Some of the greatest Sufi masters were women who counted male scholars among their disciples. One of these was Rabi’a al-‘Adawiyya (c. 720 – 801 CE); she was born in Basra and died in Jerusalem. Al-‘Adawiyya was widely known for her teachings emphasizing the centrality God’s love. This is an example of her poetic prayers:

O God! If I worship You for fear of Hell, burn me in Hell, and if I worship You in hope of Paradise, exclude me from Paradise. But if I worship You for Your own sake, bless me with Your everlasting Beauty.

Imam Junayd (830-910 CE) from Baghdad, was another great early Sufi who was renowned for articulating the foundations of Sufism and spreading knowledge of its practices. His school of Sufism is called the Junaidia; unfortunately, very few of his writings have survived.

Although no school was established in his name, Ibn ‘Arabi (1165-1240 CE), wrote many volumes on the spiritual teachings of Islam. Much of his work does survive, not only in Arabic, but in English and other languages. His writings are more accessible to advanced graduate students of Islamic spirituality.

Thomas Merton (1915 - 1968), an American Trappist monk, wrote more than 70 books on spirituality, social justice, war, and peace. Speaking to a group of Catholic Sisters in Alaska just two-and-a-half months before his death, he said:

“Sufism looks at man as a heart and a spirit and a secret ... This is a very important concept in the contemplative life, both in Sufism and in Christian tradition: To develop a heart that knows God, not just a heart that loves God, but a heart that knows God.”

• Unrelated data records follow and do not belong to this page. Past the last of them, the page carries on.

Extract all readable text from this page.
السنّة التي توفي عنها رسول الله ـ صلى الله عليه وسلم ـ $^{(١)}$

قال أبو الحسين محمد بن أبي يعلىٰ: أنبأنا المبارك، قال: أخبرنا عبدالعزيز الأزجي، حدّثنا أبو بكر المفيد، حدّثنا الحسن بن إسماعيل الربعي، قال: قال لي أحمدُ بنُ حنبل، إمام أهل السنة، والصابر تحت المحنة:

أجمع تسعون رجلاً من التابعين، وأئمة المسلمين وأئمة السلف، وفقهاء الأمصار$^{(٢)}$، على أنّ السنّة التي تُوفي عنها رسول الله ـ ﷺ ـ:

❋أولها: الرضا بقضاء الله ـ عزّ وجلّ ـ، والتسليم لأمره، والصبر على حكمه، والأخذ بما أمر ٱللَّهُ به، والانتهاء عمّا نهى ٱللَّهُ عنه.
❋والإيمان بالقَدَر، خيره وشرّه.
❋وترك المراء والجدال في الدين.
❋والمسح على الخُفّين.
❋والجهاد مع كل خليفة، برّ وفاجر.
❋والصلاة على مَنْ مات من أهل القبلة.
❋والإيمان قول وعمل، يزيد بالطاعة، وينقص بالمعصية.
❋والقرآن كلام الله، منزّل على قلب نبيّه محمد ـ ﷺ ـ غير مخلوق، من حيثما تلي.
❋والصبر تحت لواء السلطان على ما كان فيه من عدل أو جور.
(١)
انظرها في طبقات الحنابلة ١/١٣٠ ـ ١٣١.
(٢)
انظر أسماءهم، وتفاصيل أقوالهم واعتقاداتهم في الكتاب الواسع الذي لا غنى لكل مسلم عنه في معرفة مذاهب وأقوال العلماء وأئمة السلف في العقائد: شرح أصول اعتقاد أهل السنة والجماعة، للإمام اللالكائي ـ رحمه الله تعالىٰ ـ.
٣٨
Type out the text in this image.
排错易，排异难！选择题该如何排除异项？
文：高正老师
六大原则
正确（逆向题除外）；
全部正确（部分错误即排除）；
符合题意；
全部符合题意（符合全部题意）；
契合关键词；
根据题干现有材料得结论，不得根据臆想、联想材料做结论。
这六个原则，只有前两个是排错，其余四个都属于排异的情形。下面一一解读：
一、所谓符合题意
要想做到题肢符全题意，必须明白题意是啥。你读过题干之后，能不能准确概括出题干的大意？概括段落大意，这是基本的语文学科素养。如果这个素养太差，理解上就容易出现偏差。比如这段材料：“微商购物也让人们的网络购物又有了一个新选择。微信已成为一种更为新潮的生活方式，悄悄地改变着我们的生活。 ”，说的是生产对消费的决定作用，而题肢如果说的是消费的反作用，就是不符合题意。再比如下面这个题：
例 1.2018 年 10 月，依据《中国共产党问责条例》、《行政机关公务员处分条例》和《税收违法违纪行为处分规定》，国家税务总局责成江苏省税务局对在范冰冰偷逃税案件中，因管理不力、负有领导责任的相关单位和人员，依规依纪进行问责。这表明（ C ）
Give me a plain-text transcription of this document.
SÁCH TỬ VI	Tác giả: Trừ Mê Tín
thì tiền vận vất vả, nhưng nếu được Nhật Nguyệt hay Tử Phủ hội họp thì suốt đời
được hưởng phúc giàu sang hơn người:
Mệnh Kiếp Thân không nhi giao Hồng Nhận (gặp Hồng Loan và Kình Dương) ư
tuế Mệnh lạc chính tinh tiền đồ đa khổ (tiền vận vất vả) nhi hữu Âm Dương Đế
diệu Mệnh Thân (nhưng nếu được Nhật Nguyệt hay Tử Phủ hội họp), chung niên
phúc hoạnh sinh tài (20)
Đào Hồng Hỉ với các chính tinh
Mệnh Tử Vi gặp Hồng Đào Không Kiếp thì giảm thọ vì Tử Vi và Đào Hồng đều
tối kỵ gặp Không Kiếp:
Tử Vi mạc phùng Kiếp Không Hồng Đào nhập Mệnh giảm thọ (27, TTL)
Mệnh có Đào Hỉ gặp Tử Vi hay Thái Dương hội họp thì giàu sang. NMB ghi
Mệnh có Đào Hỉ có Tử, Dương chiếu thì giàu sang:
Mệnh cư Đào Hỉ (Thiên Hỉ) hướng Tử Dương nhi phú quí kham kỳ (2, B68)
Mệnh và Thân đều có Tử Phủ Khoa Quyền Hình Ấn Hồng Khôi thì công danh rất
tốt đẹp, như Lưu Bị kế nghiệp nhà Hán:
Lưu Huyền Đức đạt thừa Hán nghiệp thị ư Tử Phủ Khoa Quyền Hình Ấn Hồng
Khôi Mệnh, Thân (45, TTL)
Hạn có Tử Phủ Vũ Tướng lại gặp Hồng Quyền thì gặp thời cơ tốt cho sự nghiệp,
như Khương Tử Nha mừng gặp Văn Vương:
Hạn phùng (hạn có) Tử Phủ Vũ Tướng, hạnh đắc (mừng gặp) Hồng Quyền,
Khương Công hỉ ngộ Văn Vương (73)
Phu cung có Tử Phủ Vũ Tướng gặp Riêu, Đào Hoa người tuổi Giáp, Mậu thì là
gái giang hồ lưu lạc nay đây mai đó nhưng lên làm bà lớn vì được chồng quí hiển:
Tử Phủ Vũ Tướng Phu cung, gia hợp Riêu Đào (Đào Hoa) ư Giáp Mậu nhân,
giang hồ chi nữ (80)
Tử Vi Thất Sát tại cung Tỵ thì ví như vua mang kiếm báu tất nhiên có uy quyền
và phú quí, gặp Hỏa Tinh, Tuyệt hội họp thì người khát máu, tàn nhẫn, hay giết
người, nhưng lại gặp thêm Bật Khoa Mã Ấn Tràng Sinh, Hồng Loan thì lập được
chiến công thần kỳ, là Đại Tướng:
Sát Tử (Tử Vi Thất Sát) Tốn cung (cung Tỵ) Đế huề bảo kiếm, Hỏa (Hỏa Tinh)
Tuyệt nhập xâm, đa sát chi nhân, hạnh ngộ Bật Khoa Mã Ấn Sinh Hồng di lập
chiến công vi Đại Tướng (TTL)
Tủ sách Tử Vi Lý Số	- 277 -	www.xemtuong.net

(From Merton and Sufism, The Untold Story, edited by Rob Baker and Gray Henry; Foss Vitae 1999.)

In Sufi Essays, Prof Dr. Seyyed Hossein Nasar (b.1933) discusses his own research in Sufi doctrine, history and teachings as they relate to current issues, such as ecology. Nasar is Professor of Islamic Studies at George Washington University and the author of more than 50 books, as well as over 500 research papers and articles.

René Guenon (1886-1951) was a French philosopher who studied mathematics and religion at the University of Paris and converted to Islam in 1912 while still in his twenties. He visited Egypt in 1930, intending to remain for three months. He ended up staying for the rest of his life and even became an Egyptian national shortly before his death.

Writing exclusively in French, he authored some of the most inspiring books on religious spirituality within Christianity, Islam, Hinduism and Taoism, and on the urgent need for this practice in the modern world.

Among his best-known titles are: The Symbolism of the Cross, Lord of the World, Man and His Becoming According to Vedanta, East and West, and The Crisis of the Modern World.